Machu Picchu! Or, I finally made it to Machu Picchu…

Well, it only took four and a half months, but I have finally been to the “Eighth Wonder of the World”, and the primary reason that so many thousands of people plan trips to Peru every year. I’ll admit; I was skeptical at first. There’s something about destinations with that much hype surrounding them that makes me shy away altogether…that and I am on the ‘budget plan’ and didn’t quite see how I could justify the $150-200 it takes to get in the gate including trains, buses and entrance fees.
But, I will say right now: Machu Picchu is absolutely amazing and visitors are right to make it the lynch pin in their travel plans. It’s also worth every penny of the cost to experience this Inca sanctuary carved into the side of a mountain 9,000 and something feet above sea level.
Despite the number of other visitors exploring what was once (according to my guide anyway) a sanctuary where upper-class Incas retreated to learn more about astronomy and be closer to their gods, I felt like I had my own experience with my own perspectives.

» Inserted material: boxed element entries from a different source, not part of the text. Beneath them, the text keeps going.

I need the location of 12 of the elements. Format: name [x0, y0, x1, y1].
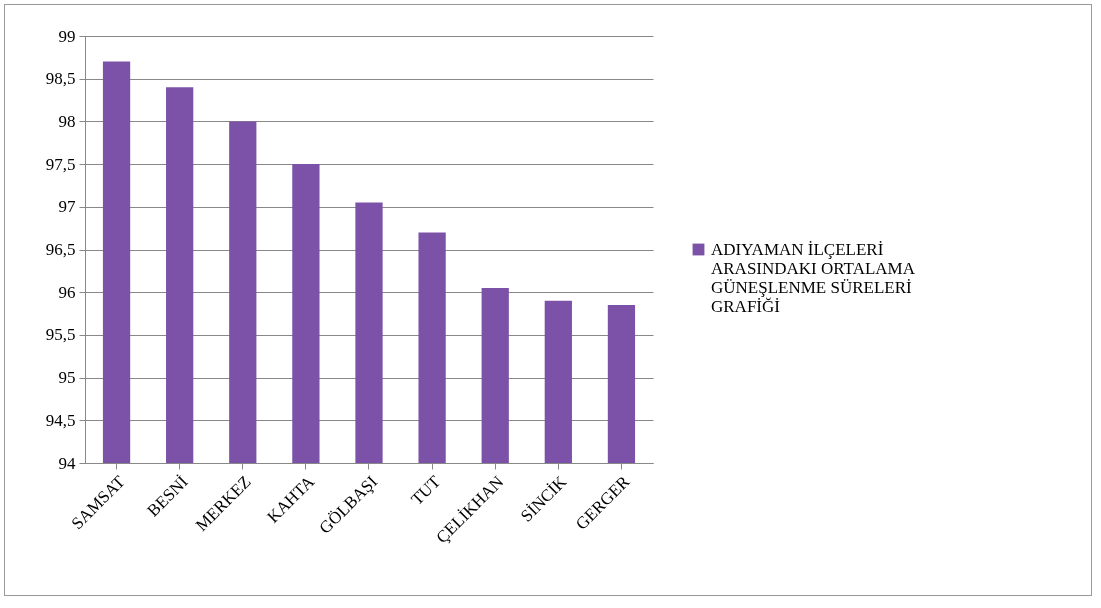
- y-tick-label: 97,5: [45, 154, 76, 174]
- y-tick-label: 99: [58, 26, 76, 46]
- y-tick-label: 97: [58, 197, 76, 217]
- y-tick-label: 94,5: [45, 410, 76, 430]
- y-tick-label: 94: [58, 453, 76, 473]
- y-tick-label: 96,5: [45, 240, 76, 259]
- y-tick-label: 95: [58, 368, 76, 388]
- y-tick-label: 98: [58, 111, 76, 131]
- y-tick-label: 95,5: [45, 325, 76, 345]
- y-tick-label: 98,5: [45, 69, 76, 89]
- y-tick-label: 96: [58, 282, 76, 302]
- legend-label: ADIYAMAN İLÇELERİ ARASINDAKI ORTALAMA GÜNEŞLENME SÜRELERİ GRAFİĞİ: [711, 239, 916, 316]
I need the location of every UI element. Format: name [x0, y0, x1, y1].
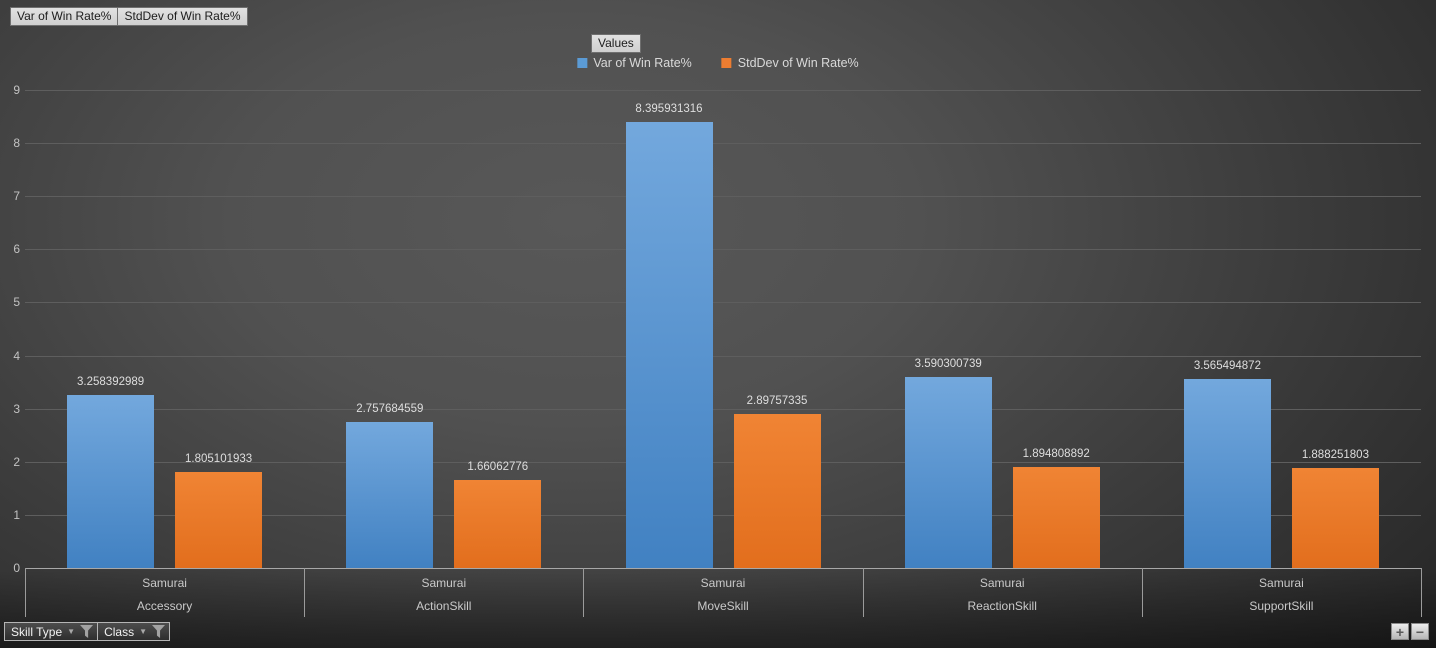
gridline	[25, 302, 1421, 304]
gridline	[25, 249, 1421, 251]
y-tick-label: 4	[13, 348, 20, 363]
bar-var-of-win-rate[interactable]	[1183, 378, 1271, 568]
y-tick-label: 7	[13, 189, 20, 204]
legend-item-var[interactable]: Var of Win Rate%	[577, 56, 692, 70]
category-divider	[1421, 568, 1422, 617]
legend-item-stddev[interactable]: StdDev of Win Rate%	[721, 56, 859, 70]
bar-stddev-of-win-rate[interactable]	[733, 414, 821, 568]
axis-field-label: Skill Type	[11, 624, 63, 639]
category-label: SupportSkill	[1249, 599, 1314, 613]
bar-value-label: 1.805101933	[185, 453, 253, 466]
category-label: ActionSkill	[416, 599, 472, 613]
legend-label: StdDev of Win Rate%	[737, 56, 859, 70]
gridline	[25, 461, 1421, 463]
bar-value-label: 1.888251803	[1301, 448, 1369, 461]
bar-value-label: 3.565494872	[1193, 359, 1261, 372]
y-tick-label: 6	[13, 242, 20, 257]
category-label: ReactionSkill	[967, 599, 1037, 613]
category-label: MoveSkill	[697, 599, 749, 613]
category-group-label: Samurai	[1259, 576, 1304, 590]
bar-stddev-of-win-rate[interactable]	[454, 479, 542, 568]
axis-field-button-skill-type[interactable]: Skill Type ▼	[4, 622, 99, 641]
filter-funnel-icon	[152, 625, 165, 638]
chart-legend: Var of Win Rate% StdDev of Win Rate%	[577, 56, 859, 70]
category-divider	[25, 568, 26, 617]
bar-value-label: 2.89757335	[746, 395, 808, 408]
bar-value-label: 1.66062776	[467, 460, 529, 473]
y-tick-label: 9	[13, 83, 20, 97]
axis-field-button-row: Skill Type ▼ Class ▼	[4, 622, 170, 641]
gridline	[25, 408, 1421, 410]
values-field-button[interactable]: Values	[591, 34, 641, 53]
axis-field-button-class[interactable]: Class ▼	[97, 622, 170, 641]
category-divider	[583, 568, 585, 617]
y-tick-label: 2	[13, 454, 20, 469]
y-tick-label: 1	[13, 507, 20, 522]
category-group-label: Samurai	[700, 576, 746, 590]
value-field-button-stddev[interactable]: StdDev of Win Rate%	[117, 7, 248, 26]
bar-stddev-of-win-rate[interactable]	[1291, 467, 1379, 568]
bar-stddev-of-win-rate[interactable]	[175, 472, 263, 568]
filter-funnel-icon	[80, 625, 94, 638]
category-group-label: Samurai	[979, 576, 1025, 590]
bar-var-of-win-rate[interactable]	[904, 377, 992, 568]
category-divider	[304, 568, 306, 617]
bar-var-of-win-rate[interactable]	[346, 421, 434, 568]
value-field-button-var[interactable]: Var of Win Rate%	[10, 7, 119, 26]
y-tick-label: 0	[13, 561, 20, 575]
drill-button-group: + −	[1391, 623, 1429, 640]
bar-value-label: 3.258392989	[77, 375, 145, 388]
bar-value-label: 3.590300739	[914, 358, 982, 371]
dropdown-arrow-icon: ▼	[139, 626, 147, 636]
y-tick-label: 3	[13, 401, 20, 416]
category-divider	[862, 568, 864, 617]
bar-value-label: 2.757684559	[356, 402, 424, 415]
gridline	[25, 355, 1421, 357]
gridline	[25, 143, 1421, 145]
gridline	[25, 514, 1421, 516]
bar-value-label: 8.395931316	[635, 103, 703, 116]
gridline	[25, 90, 1421, 91]
y-tick-label: 8	[13, 136, 20, 151]
drill-up-minus-button[interactable]: −	[1411, 623, 1429, 640]
category-group-label: Samurai	[421, 576, 467, 590]
bar-value-label: 1.894808892	[1022, 448, 1090, 461]
dropdown-arrow-icon: ▼	[67, 626, 76, 636]
category-label: Accessory	[136, 599, 193, 613]
bar-var-of-win-rate[interactable]	[625, 122, 713, 568]
category-divider	[1141, 568, 1143, 617]
y-tick-label: 5	[13, 295, 20, 310]
x-axis-line	[25, 568, 1421, 569]
axis-field-label: Class	[104, 624, 135, 639]
legend-swatch-orange-icon	[721, 58, 732, 68]
value-field-button-row: Var of Win Rate% StdDev of Win Rate%	[10, 7, 248, 26]
legend-swatch-blue-icon	[577, 58, 588, 68]
drill-down-plus-button[interactable]: +	[1391, 623, 1409, 640]
legend-label: Var of Win Rate%	[593, 56, 692, 70]
bar-stddev-of-win-rate[interactable]	[1012, 467, 1100, 568]
category-group-label: Samurai	[142, 576, 187, 590]
bar-var-of-win-rate[interactable]	[67, 394, 155, 568]
gridline	[25, 196, 1421, 198]
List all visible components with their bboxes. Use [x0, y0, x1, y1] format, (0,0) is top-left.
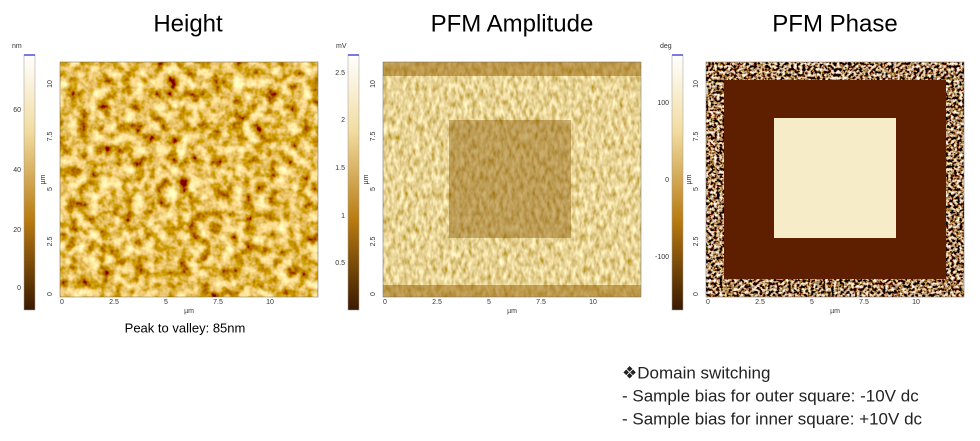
x-tick-label: 0 [60, 299, 64, 306]
colorbar-tick: 0 [665, 177, 669, 184]
x-axis-label: µm [507, 308, 517, 315]
y-axis-label: µm [363, 174, 370, 184]
caption: Peak to valley: 85nm [125, 320, 246, 335]
panels: Heightnm0204060002.52.5557.57.51010µmµmP… [12, 10, 965, 315]
colorbar-tick: -100 [655, 254, 669, 261]
colorbar-tick: 60 [13, 107, 21, 114]
colorbar-tick: 2 [341, 117, 345, 124]
x-axis-label: µm [830, 308, 840, 315]
y-tick-label: 7.5 [47, 132, 54, 142]
colorbar [23, 54, 36, 311]
image-border [382, 61, 642, 298]
panel-title: PFM Phase [772, 10, 897, 37]
colorbar-tick: 1.5 [335, 165, 345, 172]
inner-square [774, 118, 896, 238]
x-tick-label: 10 [912, 299, 920, 306]
x-axis-label: µm [184, 308, 194, 315]
panel-title: Height [153, 10, 223, 37]
colorbar-tick: 2.5 [335, 70, 345, 77]
colorbar-tick: 100 [657, 100, 669, 107]
x-tick-label: 0 [706, 299, 710, 306]
afm-image [383, 62, 641, 297]
y-axis-label: µm [40, 174, 47, 184]
y-tick-label: 5 [370, 187, 377, 191]
y-tick-label: 0 [370, 292, 377, 296]
y-tick-label: 10 [47, 80, 54, 88]
colorbar-tick: 0 [17, 285, 21, 292]
y-tick-label: 0 [693, 292, 700, 296]
x-tick-label: 2.5 [432, 299, 442, 306]
x-tick-label: 10 [266, 299, 274, 306]
y-tick-label: 5 [693, 187, 700, 191]
colorbar-unit: mV [336, 43, 347, 50]
y-axis-label: µm [686, 174, 693, 184]
x-tick-label: 10 [589, 299, 597, 306]
colorbar [347, 54, 360, 311]
y-tick-label: 7.5 [370, 132, 377, 142]
note: - Sample bias for outer square: -10V dc [622, 386, 919, 405]
afm-image [60, 62, 318, 297]
x-tick-label: 2.5 [755, 299, 765, 306]
image-border [59, 61, 319, 298]
y-tick-label: 7.5 [693, 132, 700, 142]
x-tick-label: 5 [487, 299, 491, 306]
y-tick-label: 5 [47, 187, 54, 191]
y-tick-label: 2.5 [693, 237, 700, 247]
inner-square [449, 120, 571, 238]
x-tick-label: 7.5 [536, 299, 546, 306]
image-border [705, 61, 965, 298]
x-tick-label: 5 [810, 299, 814, 306]
colorbar-tick: 40 [13, 167, 21, 174]
y-tick-label: 10 [370, 80, 377, 88]
colorbar [671, 54, 684, 311]
x-tick-label: 5 [164, 299, 168, 306]
colorbar-tick: 1 [341, 213, 345, 220]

The setting alone is magnificent. The intricately designed and constructed buildings and agricultural terraces are on a mountain surrounded by other soaring peaks in a high-altitude jungle landscape. The morning I arrived clouds were drifting between the peaks and around the iconic city; creating the sort of peaceful, mysterious energy that’s been described by so many visitors before me. After a short walk up the trail from the entrance gate you get a wise open view of the sheer scale and beauty of the place and it’s impossible not to imagine what it would be like to be a member of the Inca civilization entering the city hundreds of years ago.
We hired a local guide at the entrance gate, and she was very kind and knowledgeable about the sanctuary’s history and the people who built it hundreds of years ago. Unfortunately, her English was difficult to understand…which may be another great reason to go through a reputable tour operator whose guides are screened for language abilities. Again, I don’t mean to belittle my guide – I would pity a native Spanish speaker forced to suffer through my stumbling delivery of even basic concepts.
After the tour we explored on our own, filling up the memory cards in our cameras with every perspective of every amazing view. My father’s friend and I then hiked up Wayna Picchu, the peak towering over Machu Picchu…I’ll detail that later.
Overall the day at Machu Picchu will stick in my memory as an incredible experience. Just a few tips: bring water and a couple of snacks because the only snack bar is at the entrance gate – and is incredibly overpriced. Also bring sunscreen and a sun hat, as well as rain gear. The sun in the high jungle is intense, and the weather can change quickly. And definitely don’t forget camera batteries; otherwise you’ll be trying to explain how unforgettable the place is via postcards.